4. Design-Build (DB, Turnkey, EPC)
The DB contracting model combines design and construction into a single contract
with a single contractor. The client must have absolute confidence in the contractor
to do a good job. A fixed or lump sum price is required in the tender for a DB
delivery. This means that the successful bidder must deliver the completed
structure at exactly this price. The contractor assumes all project risks in any case.
Inexperienced contractors may be confronted with unexpected cost increases
during design or construction. This can occasionally result in disagreements with
the client during the project or prior to handover.
While independent peer review is voluntary during DBB development of BSL-3 and
BSL-4 facilities, design peer review is highly recommended for DB projects.
Containment Talk
01.10.2024
Subject: Contract Models and Delivery Methods for BSL-3 and BSL-4 Laboratories 3/4
Assessment, tips, and advice
_ In theory, DB contracts streamline the entire process. They are faster and less
demanding on the principal’s resources. Everything comes out of a single hand.
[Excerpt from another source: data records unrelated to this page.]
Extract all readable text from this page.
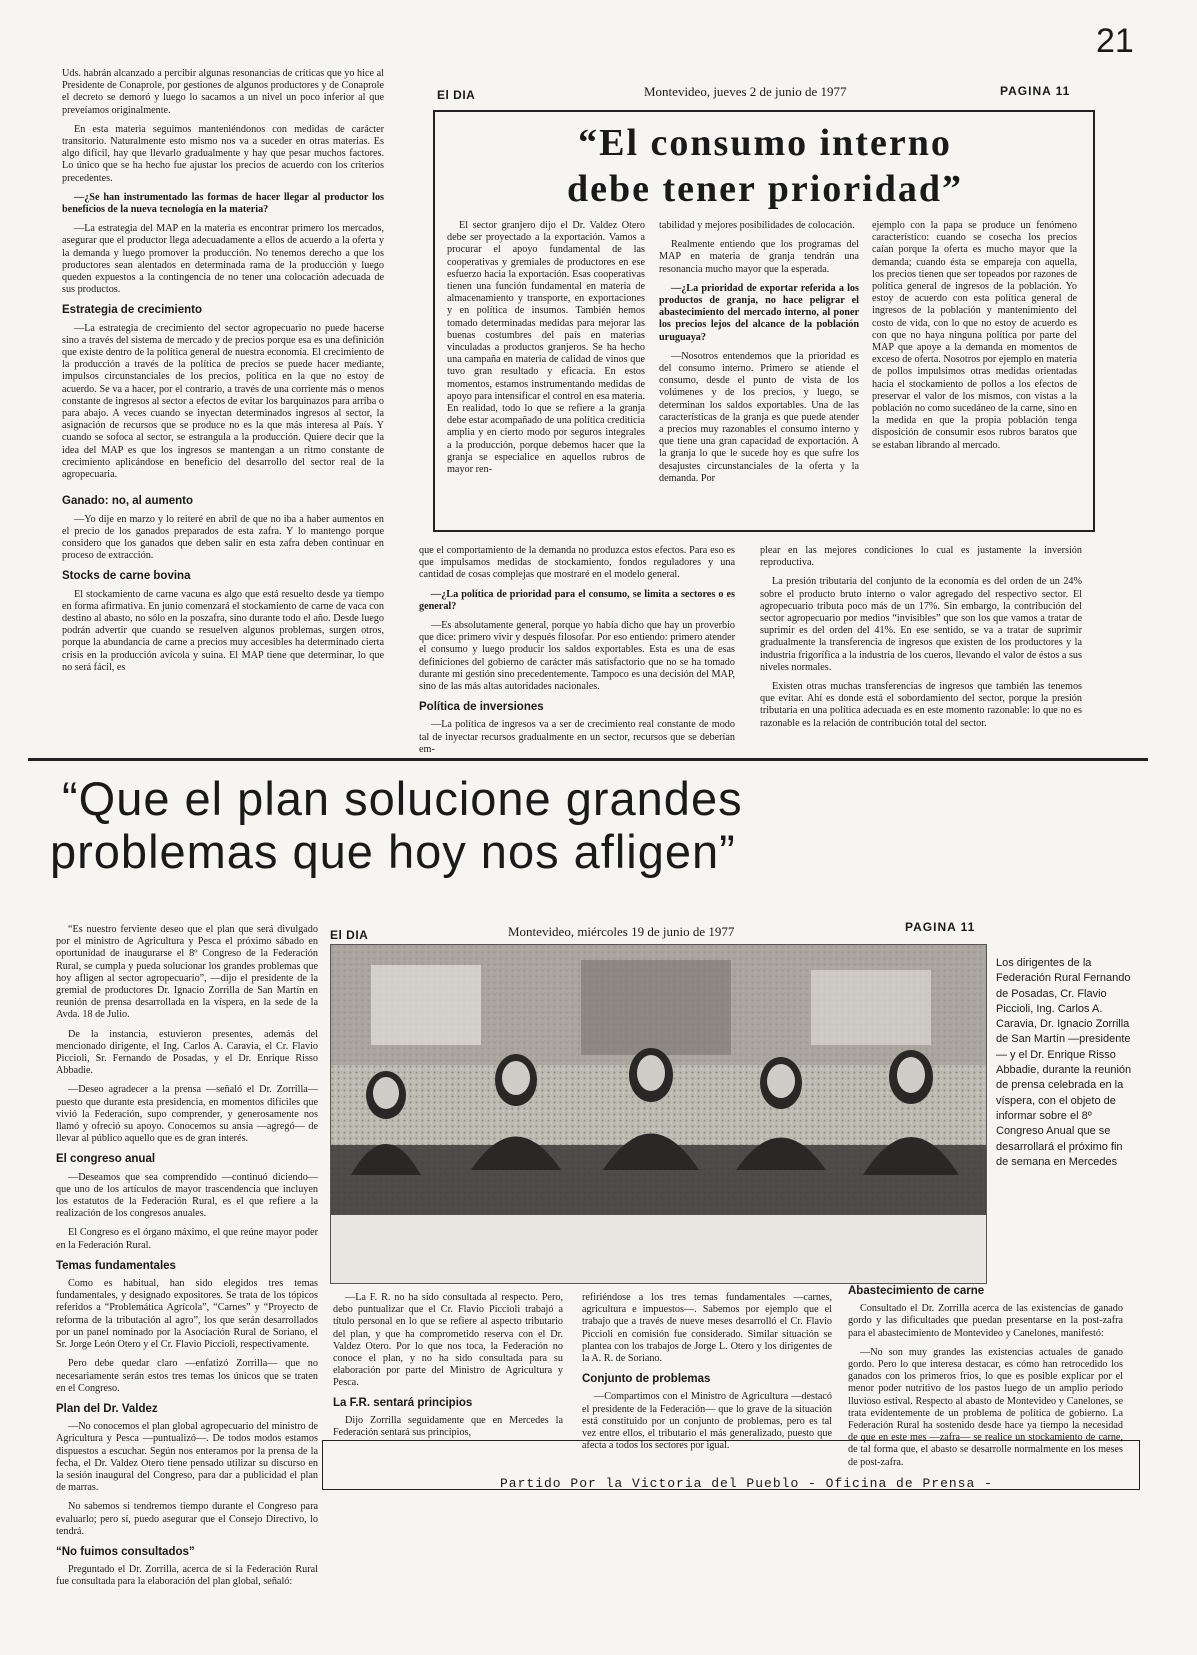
21

Uds. habrán alcanzado a percibir algunas resonancias de críticas que yo hice al Presidente de Conaprole, por gestiones de algunos productores y de Conaprole el decreto se demoró y luego lo sacamos a un nivel un poco inferior al que preveíamos originalmente.

En esta materia seguimos manteniéndonos con medidas de carácter transitorio. Naturalmente esto mismo nos va a suceder en otras materias. Es algo difícil, hay que llevarlo gradualmente y hay que pesar muchos factores. Lo único que se ha hecho fue ajustar los precios de acuerdo con los criterios precedentes.

—¿Se han instrumentado las formas de hacer llegar al productor los beneficios de la nueva tecnología en la materia?

—La estrategia del MAP en la materia es encontrar primero los mercados, asegurar que el productor llega adecuadamente a ellos de acuerdo a la oferta y la demanda y luego promover la producción. No tenemos derecho a que los productores sean alentados en determinada rama de la producción y luego queden expuestos a la contingencia de no tener una colocación adecuada de sus productos.

Estrategia de crecimiento

—La estrategia de crecimiento del sector agropecuario no puede hacerse sino a través del sistema de mercado y de precios porque esa es una definición que existe dentro de la política general de nuestra economía. El crecimiento de la producción a través de la política de precios se puede hacer mediante, impulsos circunstanciales de los precios, política en la que no estoy de acuerdo. Se va a hacer, por el contrario, a través de una corriente más o menos constante de ingresos al sector a efectos de evitar los barquinazos para arriba o para abajo. A veces cuando se inyectan determinados ingresos al sector, la asignación de recursos que se produce no es la que más interesa al País. Y cuando se sofoca al sector, se estrangula a la producción. Quiere decir que la idea del MAP es que los ingresos se mantengan a un ritmo constante de crecimiento aplicándose en beneficio del desarrollo del sector real de la agropecuaria.

Ganado: no, al aumento

—Yo dije en marzo y lo reiteré en abril de que no iba a haber aumentos en el precio de los ganados preparados de esta zafra. Y lo mantengo porque considero que los ganados que deben salir en esta zafra deben continuar en proceso de extracción.

Stocks de carne bovina

El stockamiento de carne vacuna es algo que está resuelto desde ya tiempo en forma afirmativa. En junio comenzará el stockamiento de carne de vaca con destino al abasto, no sólo en la poszafra, sino durante todo el año. Desde luego podrán advertir que cuando se resuelven algunos problemas, surgen otros, porque la abundancia de carne a precios muy accesibles ha determinado cierta crisis en la producción avícola y suina. El MAP tiene que determinar, lo que no será fácil, es

El DIA	Montevideo, jueves 2 de junio de 1977	PAGINA 11
“El consumo interno
debe tener prioridad”

El sector granjero dijo el Dr. Valdez Otero debe ser proyectado a la exportación. Vamos a procurar el apoyo fundamental de las cooperativas y gremiales de productores en ese esfuerzo hacia la exportación. Esas cooperativas tienen una función fundamental en materia de almacenamiento y transporte, en exportaciones y en política de insumos. También hemos tomado determinadas medidas para mejorar las buenas costumbres del país en materias vinculadas a productos granjeros. Se ha hecho una campaña en materia de calidad de vinos que tuvo gran resultado y eficacia. En estos momentos, estamos instrumentando medidas de apoyo para intensificar el control en esa materia. En realidad, todo lo que se refiere a la granja debe estar acompañado de una política crediticia amplia y en cierto modo por seguros integrales a la producción, porque debemos hacer que la granja se especialice en aquellos rubros de mayor ren-

tabilidad y mejores posibilidades de colocación.

Realmente entiendo que los programas del MAP en materia de granja tendrán una resonancia mucho mayor que la esperada.

—¿La prioridad de exportar referida a los productos de granja, no hace peligrar el abastecimiento del mercado interno, al poner los precios lejos del alcance de la población uruguaya?

—Nosotros entendemos que la prioridad es del consumo interno. Primero se atiende el consumo, desde el punto de vista de los volúmenes y de los precios, y luego, se determinan los saldos exportables. Una de las características de la granja es que puede atender a precios muy razonables el consumo interno y que tiene una gran capacidad de exportación. A la granja lo que le sucede hoy es que sufre los desajustes circunstanciales de la oferta y la demanda. Por

ejemplo con la papa se produce un fenómeno característico: cuando se cosecha los precios caían porque la oferta es mucho mayor que la demanda; cuando ésta se empareja con aquella, los precios tienen que ser topeados por razones de política general de ingresos de la población. Yo estoy de acuerdo con esta política general de ingresos de la población y mantenimiento del costo de vida, con lo que no estoy de acuerdo es con que no haya ninguna política por parte del MAP que apoye a la demanda en momentos de exceso de oferta. Nosotros por ejemplo en materia de pollos impulsimos otras medidas orientadas hacia el stockamiento de pollos a los efectos de preservar el valor de los mismos, con vistas a la población no como sucedáneo de la carne, sino en la medida en que la propia población tenga disposición de consumir esos rubros baratos que se estaban librando al mercado.

que el comportamiento de la demanda no produzca estos efectos. Para eso es que impulsamos medidas de stockamiento, fondos reguladores y una cantidad de cosas complejas que mostraré en el modelo general.

—¿La política de prioridad para el consumo, se limita a sectores o es general?

—Es absolutamente general, porque yo había dicho que hay un proverbio que dice: primero vivir y después filosofar. Por eso entiendo: primero atender el consumo y luego producir los saldos exportables. Esta es una de esas definiciones del gobierno de carácter más satisfactorio que no se ha tomado durante mi gestión sino precedentemente. Tampoco es una decisión del MAP, sino de las más altas autoridades nacionales.

Política de inversiones

—La política de ingresos va a ser de crecimiento real constante de modo tal de inyectar recursos gradualmente en un sector, recursos que se deberían em-

plear en las mejores condiciones lo cual es justamente la inversión reproductiva.

La presión tributaria del conjunto de la economía es del orden de un 24% sobre el producto bruto interno o valor agregado del respectivo sector. El agropecuario tributa poco más de un 17%. Sin embargo, la contribución del sector agropecuario por medios “invisibles” que son los que vamos a tratar de suprimir es del orden del 41%. En ese sentido, se va a tratar de suprimir gradualmente la transferencia de ingresos que existen de los productores y la industria frigorífica a la industria de los cueros, llevando el valor de éstos a sus niveles normales.

Existen otras muchas transferencias de ingresos que también las tenemos que evitar. Ahí es donde está el sobordamiento del sector, porque la presión tributaria en una política adecuada es en este momento razonable: lo que no es razonable es la relación de contribución total del sector.

“Que el plan solucione grandes
problemas que hoy nos afligen”
El DIA	Montevideo, miércoles 19 de junio de 1977	PAGINA 11

“Es nuestro ferviente deseo que el plan que será divulgado por el ministro de Agricultura y Pesca el próximo sábado en oportunidad de inaugurarse el 8º Congreso de la Federación Rural, se cumpla y pueda solucionar los grandes problemas que hoy afligen al sector agropecuario”, —dijo el presidente de la gremial de productores Dr. Ignacio Zorrilla de San Martín en reunión de prensa desarrollada en la víspera, en la sede de la Avda. 18 de Julio.

De la instancia, estuvieron presentes, además del mencionado dirigente, el Ing. Carlos A. Caravia, el Cr. Flavio Piccioli, Sr. Fernando de Posadas, y el Dr. Enrique Risso Abbadie.

—Deseo agradecer a la prensa —señaló el Dr. Zorrilla— puesto que durante esta presidencia, en momentos difíciles que vivió la Federación, supo comprender, y generosamente nos llamó y ofreció su apoyo. Conocemos su ansia —agregó— de llevar al público aquello que es de gran interés.

El congreso anual

—Deseamos que sea comprendido —continuó diciendo— que uno de los artículos de mayor trascendencia que incluyen los estatutos de la Federación Rural, es el que refiere a la realización de los congresos anuales.

El Congreso es el órgano máximo, el que reúne mayor poder en la Federación Rural.

Temas fundamentales

Como es habitual, han sido elegidos tres temas fundamentales, y designado expositores. Se trata de los tópicos referidos a “Problemática Agrícola”, “Carnes” y “Proyecto de reforma de la tributación al agro”, los que serán desarrollados por un panel nominado por la Asociación Rural de Soriano, el Sr. Jorge León Otero y el Cr. Flavio Piccioli, respectivamente.

Pero debe quedar claro —enfatizó Zorrilla— que no necesariamente serán estos tres temas los únicos que se traten en el Congreso.

Plan del Dr. Valdez

—No conocemos el plan global agropecuario del ministro de Agricultura y Pesca —puntualizó—. De todos modos estamos dispuestos a escuchar. Según nos enteramos por la prensa de la fecha, el Dr. Valdez Otero tiene pensado utilizar su discurso en la sesión inaugural del Congreso, para dar a publicidad el plan de marras.

No sabemos si tendremos tiempo durante el Congreso para evaluarlo; pero sí, puedo asegurar que el Consejo Directivo, lo tendrá.

“No fuimos consultados”

Preguntado el Dr. Zorrilla, acerca de si la Federación Rural fue consultada para la elaboración del plan global, señaló:

Los dirigentes de la Federación Rural Fernando de Posadas, Cr. Flavio Piccioli, Ing. Carlos A. Caravia, Dr. Ignacio Zorrilla de San Martín —presidente— y el Dr. Enrique Risso Abbadie, durante la reunión de prensa celebrada en la víspera, con el objeto de informar sobre el 8º Congreso Anual que se desarrollará el próximo fin de semana en Mercedes

—La F. R. no ha sido consultada al respecto. Pero, debo puntualizar que el Cr. Flavio Piccioli trabajó a título personal en lo que se refiere al aspecto tributario del plan, y que ha comprometido reserva con el Dr. Valdez Otero. Por lo que nos toca, la Federación no conoce el plan, y no ha sido consultada para su elaboración por parte del Ministro de Agricultura y Pesca.

La F.R. sentará principios

Dijo Zorrilla seguidamente que en Mercedes la Federación sentará sus principios,

refiriéndose a los tres temas fundamentales —carnes, agricultura e impuestos—. Sabemos por ejemplo que el trabajo que a través de nueve meses desarrolló el Cr. Flavio Piccioli en comisión fue considerado. Similar situación se plantea con los trabajos de Jorge L. Otero y los dirigentes de la A. R. de Soriano.

Conjunto de problemas

—Compartimos con el Ministro de Agricultura —destacó el presidente de la Federación— que lo grave de la situación está constituido por un conjunto de problemas, pero es tal vez entre ellos, el tributario el más generalizado, puesto que afecta a todos los sectores por igual.

Abastecimiento de carne

Consultado el Dr. Zorrilla acerca de las existencias de ganado gordo y las dificultades que puedan presentarse en la post-zafra para el abastecimiento de Montevideo y Canelones, manifestó:

—No son muy grandes las existencias actuales de ganado gordo. Pero lo que interesa destacar, es cómo han retrocedido los ganados con los primeros fríos, lo que es posible explicar por el menor poder nutritivo de los pastos luego de un amplio período lluvioso estival. Respecto al abasto de Montevideo y Canelones, se trata evidentemente de un problema de política de gobierno. La Federación Rural ha sostenido desde hace ya tiempo la necesidad de que en este mes —zafra— se realice un stockamiento de carne, de tal forma que, el abasto se desarrolle normalmente en los meses de post-zafra.

Partido Por la Victoria del Pueblo - Oficina de Prensa -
If all goes well, it is also cheaper than DBB, but only if the DB contractor is
experienced and qualified.
_ Depending on the contract details, the principal has little or no control over
design and construction. Due to the complexity and inherent but ‘invisible’
problems in the design and construction of BSL-3 and BSL-4 facilities, the
(uninitiated) principal must contractually minimise, or better yet eliminate, the
potential project risks and be well versed in the preparation of DB contracts. The
principal must take time for the evaluation of bids and should not award the
lowest bidder with the contract. Failure to choose the right contractor and draft a
good contract can result in a non-functional (worst case), non-compliant or
impractical facility, or in additional costs and delays due to change orders. Not
surprisingly, experience with complex projects such as BSL-3 and BSL-4
facilities is mixed. There are numerous reports of non-functional or inadequate
facilities. The DB contract model is only recommended if the principal is fully
aware of the intricacies.
5. Client-Side Construction Manager (CM)
Unlike DBB or DB, which are ideal contract and delivery models for medium to
large BSL-3 projects, the CM model is best suited for small projects such as
addition and renovation work or, for example, the upgrade of existing BSL-2
laboratory space to small BSL-3. The CM is responsible in behalf of the client for
defining the scope, designing, managing budget and timeline, finding suitable
consultants, contractors and vendors, construction supervision, communication
with all stakeholders, reporting to the client, etc.
The CM must be particularly familiar and qualified as a registered architect or
engineer with valuable experience in the design, construction and operation of
BSL-3 laboratories. They often work with biosafety professionals, subconsultants
and contractors within their network.
Assessment, tips, and advice
_ If the right CM is contracted, this model combines the advantages of both DBB
and DB.
_ The primary challenge in comparison to DBB and DB is choosing the right CM.
The principal must take time for the evaluation of offers and should not
uncritically task the lowest bidder. The CM must confirm they have ample
capacity and will always give priority to the project in question.
_ Large pharma companies generally have their own internal engineering team,
which is well-suited to the role of CM.